Here’s a letter to the Wall Street Journal:
You describe the late Felix Rohatyn as a Democrat who looked more favorably upon economic growth than do many of today’s Democrats (“Felix G. Rohatyn,” Dec. 24). Perhaps; the standard is quite low. But the case remains unclear. Mr. Rohatyn was dismayed that the creative destruction unleashed by the free market threatens the profitability of established industries. And so to protect these industries from competition, Mr. Rohatyn did more than promote (as you put it) “spending on public infrastructure”: he wished also to resurrect the Reconstruction Finance Corporation – a scheme of government allocation of resources that Elizabeth Warren and many other Democrats today would surely warmly embrace.

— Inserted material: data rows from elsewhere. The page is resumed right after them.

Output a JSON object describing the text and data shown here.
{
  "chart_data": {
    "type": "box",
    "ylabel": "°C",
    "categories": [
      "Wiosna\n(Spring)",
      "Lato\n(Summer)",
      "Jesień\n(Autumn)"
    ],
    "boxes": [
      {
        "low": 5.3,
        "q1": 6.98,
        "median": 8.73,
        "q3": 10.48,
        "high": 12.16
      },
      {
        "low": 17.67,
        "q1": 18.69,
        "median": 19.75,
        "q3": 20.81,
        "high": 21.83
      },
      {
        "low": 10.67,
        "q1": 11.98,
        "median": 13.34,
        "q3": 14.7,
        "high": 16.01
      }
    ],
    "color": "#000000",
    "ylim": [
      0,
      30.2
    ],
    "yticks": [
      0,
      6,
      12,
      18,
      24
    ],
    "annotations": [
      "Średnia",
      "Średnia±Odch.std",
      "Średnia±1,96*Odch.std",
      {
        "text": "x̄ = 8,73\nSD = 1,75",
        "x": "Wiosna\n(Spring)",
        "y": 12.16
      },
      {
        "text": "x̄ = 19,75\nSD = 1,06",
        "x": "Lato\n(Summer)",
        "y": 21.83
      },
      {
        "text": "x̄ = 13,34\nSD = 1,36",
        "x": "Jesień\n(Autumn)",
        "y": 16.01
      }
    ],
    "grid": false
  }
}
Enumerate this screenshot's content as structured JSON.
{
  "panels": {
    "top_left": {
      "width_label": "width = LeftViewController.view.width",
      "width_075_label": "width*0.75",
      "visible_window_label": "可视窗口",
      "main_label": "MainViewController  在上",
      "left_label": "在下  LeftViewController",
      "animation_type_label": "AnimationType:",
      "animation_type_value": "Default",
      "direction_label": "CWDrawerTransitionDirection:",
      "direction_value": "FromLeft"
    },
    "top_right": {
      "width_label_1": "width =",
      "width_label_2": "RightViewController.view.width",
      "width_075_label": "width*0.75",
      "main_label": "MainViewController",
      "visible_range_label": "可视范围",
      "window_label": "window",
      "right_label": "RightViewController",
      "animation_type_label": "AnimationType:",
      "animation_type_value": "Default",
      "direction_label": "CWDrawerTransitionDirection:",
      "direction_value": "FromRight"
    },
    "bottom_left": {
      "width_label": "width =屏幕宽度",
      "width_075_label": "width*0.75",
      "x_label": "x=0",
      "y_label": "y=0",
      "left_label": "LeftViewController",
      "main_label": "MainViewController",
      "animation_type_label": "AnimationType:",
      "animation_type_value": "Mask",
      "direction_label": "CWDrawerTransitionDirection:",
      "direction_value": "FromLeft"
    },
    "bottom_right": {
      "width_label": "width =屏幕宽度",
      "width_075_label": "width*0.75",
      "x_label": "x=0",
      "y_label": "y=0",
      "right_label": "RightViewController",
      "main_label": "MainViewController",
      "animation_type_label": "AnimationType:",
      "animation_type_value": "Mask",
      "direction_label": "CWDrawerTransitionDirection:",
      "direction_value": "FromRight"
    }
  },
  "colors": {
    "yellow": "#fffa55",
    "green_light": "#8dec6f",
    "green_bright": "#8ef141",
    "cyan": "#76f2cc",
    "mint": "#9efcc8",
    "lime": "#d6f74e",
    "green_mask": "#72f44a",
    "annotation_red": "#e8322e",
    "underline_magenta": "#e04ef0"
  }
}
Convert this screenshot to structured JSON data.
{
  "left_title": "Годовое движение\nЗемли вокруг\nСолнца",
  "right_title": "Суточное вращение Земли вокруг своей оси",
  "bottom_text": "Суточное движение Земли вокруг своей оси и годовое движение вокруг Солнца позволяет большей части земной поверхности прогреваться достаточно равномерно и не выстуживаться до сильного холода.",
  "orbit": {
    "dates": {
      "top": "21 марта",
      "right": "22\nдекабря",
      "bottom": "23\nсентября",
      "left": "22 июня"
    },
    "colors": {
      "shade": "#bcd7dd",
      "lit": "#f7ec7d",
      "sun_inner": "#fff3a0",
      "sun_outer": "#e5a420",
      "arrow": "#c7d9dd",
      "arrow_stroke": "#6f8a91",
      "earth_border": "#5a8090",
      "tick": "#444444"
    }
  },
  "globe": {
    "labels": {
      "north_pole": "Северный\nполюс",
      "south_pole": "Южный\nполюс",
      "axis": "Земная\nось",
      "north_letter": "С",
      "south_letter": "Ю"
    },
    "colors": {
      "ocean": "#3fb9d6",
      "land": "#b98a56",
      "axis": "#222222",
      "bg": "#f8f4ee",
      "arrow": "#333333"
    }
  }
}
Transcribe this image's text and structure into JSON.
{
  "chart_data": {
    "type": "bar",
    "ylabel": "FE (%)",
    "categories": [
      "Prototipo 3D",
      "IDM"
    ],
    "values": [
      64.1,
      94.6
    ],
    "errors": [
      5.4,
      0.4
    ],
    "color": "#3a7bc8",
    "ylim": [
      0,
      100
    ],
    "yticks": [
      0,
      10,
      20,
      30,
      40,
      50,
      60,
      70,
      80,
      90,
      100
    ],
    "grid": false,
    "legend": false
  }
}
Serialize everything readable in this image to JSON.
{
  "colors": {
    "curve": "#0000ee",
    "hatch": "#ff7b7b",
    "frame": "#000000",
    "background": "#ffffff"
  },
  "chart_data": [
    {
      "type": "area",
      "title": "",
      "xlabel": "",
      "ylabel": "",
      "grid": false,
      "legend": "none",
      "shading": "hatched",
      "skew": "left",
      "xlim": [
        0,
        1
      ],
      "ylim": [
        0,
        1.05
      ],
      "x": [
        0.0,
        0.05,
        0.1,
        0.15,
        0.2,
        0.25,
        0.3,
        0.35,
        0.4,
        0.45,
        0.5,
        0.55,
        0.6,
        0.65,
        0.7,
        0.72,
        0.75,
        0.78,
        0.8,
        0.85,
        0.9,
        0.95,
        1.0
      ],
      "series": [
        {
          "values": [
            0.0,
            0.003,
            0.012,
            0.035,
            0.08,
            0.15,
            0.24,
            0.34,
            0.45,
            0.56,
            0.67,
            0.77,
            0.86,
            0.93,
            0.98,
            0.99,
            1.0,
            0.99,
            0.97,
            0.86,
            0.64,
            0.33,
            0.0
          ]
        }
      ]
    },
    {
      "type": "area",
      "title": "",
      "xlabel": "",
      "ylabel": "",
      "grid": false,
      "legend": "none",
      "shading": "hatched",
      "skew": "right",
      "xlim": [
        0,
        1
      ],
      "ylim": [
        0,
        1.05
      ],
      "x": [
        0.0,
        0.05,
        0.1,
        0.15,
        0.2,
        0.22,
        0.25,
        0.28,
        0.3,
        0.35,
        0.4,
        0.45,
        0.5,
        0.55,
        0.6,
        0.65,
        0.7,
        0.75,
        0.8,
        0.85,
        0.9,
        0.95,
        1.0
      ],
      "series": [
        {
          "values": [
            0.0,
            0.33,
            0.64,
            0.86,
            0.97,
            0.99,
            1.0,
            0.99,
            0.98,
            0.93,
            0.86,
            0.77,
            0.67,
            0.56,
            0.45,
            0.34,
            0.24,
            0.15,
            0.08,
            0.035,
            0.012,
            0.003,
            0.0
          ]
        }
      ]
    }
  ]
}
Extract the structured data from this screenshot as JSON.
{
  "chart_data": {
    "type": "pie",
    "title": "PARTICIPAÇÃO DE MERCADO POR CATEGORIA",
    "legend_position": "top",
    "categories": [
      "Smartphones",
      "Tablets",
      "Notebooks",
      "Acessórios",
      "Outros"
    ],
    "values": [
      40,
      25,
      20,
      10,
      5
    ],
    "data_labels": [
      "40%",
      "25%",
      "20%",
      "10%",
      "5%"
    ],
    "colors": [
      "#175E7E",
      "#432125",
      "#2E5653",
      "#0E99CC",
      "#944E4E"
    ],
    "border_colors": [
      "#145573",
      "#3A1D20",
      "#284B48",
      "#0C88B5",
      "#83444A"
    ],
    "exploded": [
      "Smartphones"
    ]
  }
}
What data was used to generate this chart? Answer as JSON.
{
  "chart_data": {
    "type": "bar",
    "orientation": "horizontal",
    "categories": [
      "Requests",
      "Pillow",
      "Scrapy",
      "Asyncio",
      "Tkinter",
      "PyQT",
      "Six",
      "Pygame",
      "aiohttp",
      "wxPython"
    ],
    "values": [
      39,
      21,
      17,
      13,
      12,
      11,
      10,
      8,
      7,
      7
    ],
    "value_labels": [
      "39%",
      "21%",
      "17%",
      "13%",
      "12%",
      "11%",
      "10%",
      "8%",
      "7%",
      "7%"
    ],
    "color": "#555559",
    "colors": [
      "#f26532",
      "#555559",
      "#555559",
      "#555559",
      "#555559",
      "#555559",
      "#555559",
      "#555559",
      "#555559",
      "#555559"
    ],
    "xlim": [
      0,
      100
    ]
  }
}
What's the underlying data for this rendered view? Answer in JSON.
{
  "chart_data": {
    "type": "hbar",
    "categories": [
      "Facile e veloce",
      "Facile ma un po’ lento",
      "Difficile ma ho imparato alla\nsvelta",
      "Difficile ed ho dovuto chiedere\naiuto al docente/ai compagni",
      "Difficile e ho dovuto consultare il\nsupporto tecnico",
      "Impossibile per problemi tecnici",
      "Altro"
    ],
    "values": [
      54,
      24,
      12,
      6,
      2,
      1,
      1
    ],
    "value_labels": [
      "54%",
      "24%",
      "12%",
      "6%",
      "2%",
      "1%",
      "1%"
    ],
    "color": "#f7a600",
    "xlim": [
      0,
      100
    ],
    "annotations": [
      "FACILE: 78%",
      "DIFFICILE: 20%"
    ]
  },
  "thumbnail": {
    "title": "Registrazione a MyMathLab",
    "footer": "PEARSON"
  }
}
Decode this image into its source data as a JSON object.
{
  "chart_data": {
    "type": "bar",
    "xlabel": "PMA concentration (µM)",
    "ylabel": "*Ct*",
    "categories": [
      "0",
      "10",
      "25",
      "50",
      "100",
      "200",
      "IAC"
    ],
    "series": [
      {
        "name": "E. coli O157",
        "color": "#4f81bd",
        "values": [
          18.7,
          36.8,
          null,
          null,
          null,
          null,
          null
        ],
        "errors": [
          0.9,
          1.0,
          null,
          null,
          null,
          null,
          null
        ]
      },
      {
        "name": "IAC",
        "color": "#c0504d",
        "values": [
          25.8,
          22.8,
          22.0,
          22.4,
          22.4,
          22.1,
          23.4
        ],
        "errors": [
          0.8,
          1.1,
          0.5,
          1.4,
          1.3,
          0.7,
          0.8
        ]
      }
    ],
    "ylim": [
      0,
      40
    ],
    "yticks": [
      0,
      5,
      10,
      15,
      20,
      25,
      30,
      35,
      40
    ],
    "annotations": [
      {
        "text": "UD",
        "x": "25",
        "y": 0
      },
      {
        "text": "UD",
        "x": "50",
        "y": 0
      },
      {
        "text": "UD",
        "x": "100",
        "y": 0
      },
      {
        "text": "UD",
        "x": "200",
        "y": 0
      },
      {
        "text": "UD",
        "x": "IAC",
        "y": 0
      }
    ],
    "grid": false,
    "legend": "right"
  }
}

Also, Mr. Rohatyn’s skills in rescuing New York City from its 1970s financial straits were not remarkable. The bonds issued by the Rohatyn-led state-level Municipal Assistance Corporation were, as my late colleague Don Lavoie explained in 1985, “sold only when the federal government agreed to offer over a billion dollars in loan guarantees and other forms of support…. Rohatyn was able to save the city by spreading its burdens to state and national taxpayers.”*
Felix Rohatyn was a friend neither of taxpayers nor of the innovative market competition that alone delivers real, robust, and widespread economic growth.
Donald J. Boudreaux
Professor of Economics
Martha and Nelson Getchell Chair for the Study of Free Market Capitalism at the Mercatus Center
George Mason University
Fairfax, VA 22030
* Don Lavoie, National Economic Planning: What Is Left? (Washington: Cato Institute, 1985), pages 191-192.